In a year, he had set up his first smithy. He has been balancing forestry and blacksmithing ever since.
Blacksmiths throughout history have been regarded as both important and a little frightening. Celtic fairy lore has it that the seventh in a family line of blacksmiths is imbued with special powers, and that the water from any blacksmith’s trough has magical properties.
Blacksmith gods are mentioned in the ancient religions of India and Japan, as well as ancient Greek and Celtic mythology. There’s also a blacksmith in the Old Testament, a descendant of the fratricidal Cain.
Tripp says it’s true that blacksmiths throughout the ages have commanded a certain, spooky awe.
“You can make something really hard and brittle or you can make it soft, and that magic — only by using fire and water — imparted secret powers to the blacksmith. He was known as a conjurer of sorts,” he says.
But it’s really just science and know-how, says Tripp. Blacksmithing is essentially the craft of manipulating steel by heating, striking and cooling metal.
He goes to the forge, where a pile of bituminous coal is already blazing away on top. A 100-year-old, hand-cranked blower has been retrofitted with an electric motor, although Tripp often cranks it old school. The blower forces air up under the forge to keep the coal blazing hot — at one time, the forge would have used a bellows apparatus.
Tripp then puts a rod of steel into the molten pile of coal and waits for it to begin to glow. When the metal just starts to turn red, it’s about 800 degrees.
The workshop is dim inside. Blacksmiths traditionally work that way, he says. says.
“The reason we keep the shops dark is so that we can see the color of the steel. Because the steel comes out of the fire hot, it’s luminescent, and if there’s low ambient light we can see the color of the steel better,” Tripp says.
And color matters. Different types of work require different temperature colors. And there’s a safety aspect too. A piece of steel that looks gray and cool in bright light may in fact be 700 degrees and emitting a low-level glow that can only be seen in a darker setting.
Tripp will let this piece of metal reach white hot temperatures of 2,600 degrees before he works it. There are seven basic things a blacksmith can do to steel, he explains.
“The first one is the easiest. We can ‘draw out,’ which means anytime we reduce the dimension of the steel. We can ‘upset’ it, which is any time we increase the dimension of the steel. That’s actually the hardest thing that we do,” he says.
Then there’s bending, twisting, cutting, punching and welding.
“If you can do those seven things with some proficiency, you can make anything,” Tripp says.
He takes the glowing rod to the anvil, where he begins to shape it with his hammer. When it begins to cool off, he sticks it back into the fire and works it again until what started out as a straight steel stick has suddenly become a dainty little leaf. Then into the cooling trough it goes.
At one time, there would have been at least one blacksmith in every village. Now, says Tripp there are about six or eight in the entire state, and all of them have a second job.

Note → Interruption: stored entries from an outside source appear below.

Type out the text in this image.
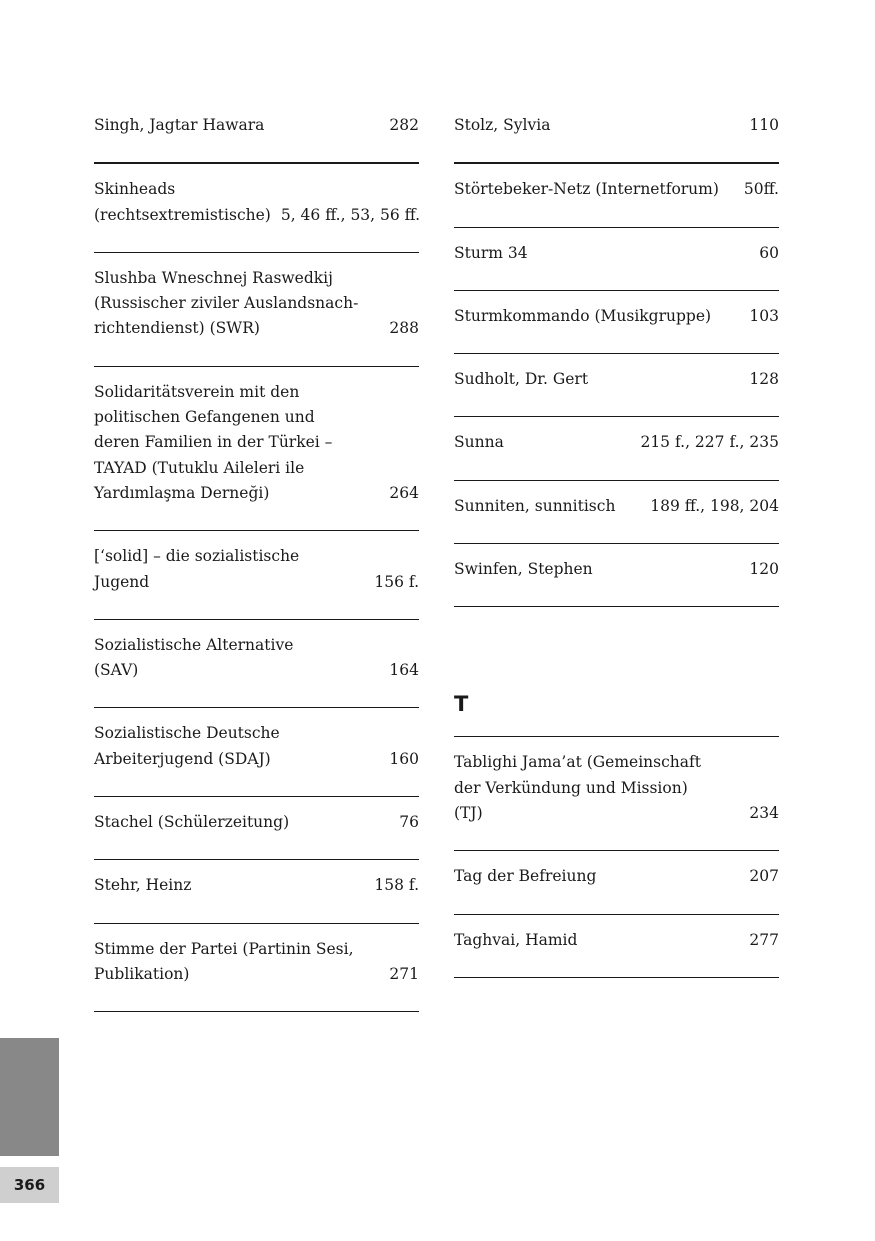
Singh, Jagtar Hawara	282
Skinheads
(rechtsextremistische) 5, 46 ff., 53, 56 ff.
Slushba Wneschnej Raswedkij
(Russischer ziviler Auslandsnach-
richtendienst) (SWR)	288
Solidaritätsverein mit den
politischen Gefangenen und
deren Familien in der Türkei –
TAYAD (Tutuklu Aileleri ile
Yardımlaşma Derneği)	264
[‘solid] – die sozialistische
Jugend	156 f.
Sozialistische Alternative
(SAV)	164
Sozialistische Deutsche
Arbeiterjugend (SDAJ)	160
Stachel (Schülerzeitung)	76
Stehr, Heinz	158 f.
Stimme der Partei (Partinin Sesi,
Publikation)	271
Stolz, Sylvia	110
Störtebeker-Netz (Internetforum)	50ff.
Sturm 34	60
Sturmkommando (Musikgruppe)	103
Sudholt, Dr. Gert	128
Sunna	215 f., 227 f., 235
Sunniten, sunnitisch	189 ff., 198, 204
Swinfen, Stephen	120
T
Tablighi Jama’at (Gemeinschaft
der Verkündung und Mission)
(TJ)	234
Tag der Befreiung	207
Taghvai, Hamid	277
366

Some things haven’t changed though. The techniques are pretty much the same as they were centuries ago. Tripp is still called upon to create practical gear for farms that use oxen and draft horses. Custom-made tools like hatchets and axes are also still popular.
While blacksmithing in the past was largely functional, many modern blacksmiths now focus on purely artistic and decorative items. Others embrace both.
“And that’s where I find myself. Almost everything I make, it may be decorative, but it’s functional,” Tripp says.
His current project? A custom set of barbecue tongs with little hands on the ends.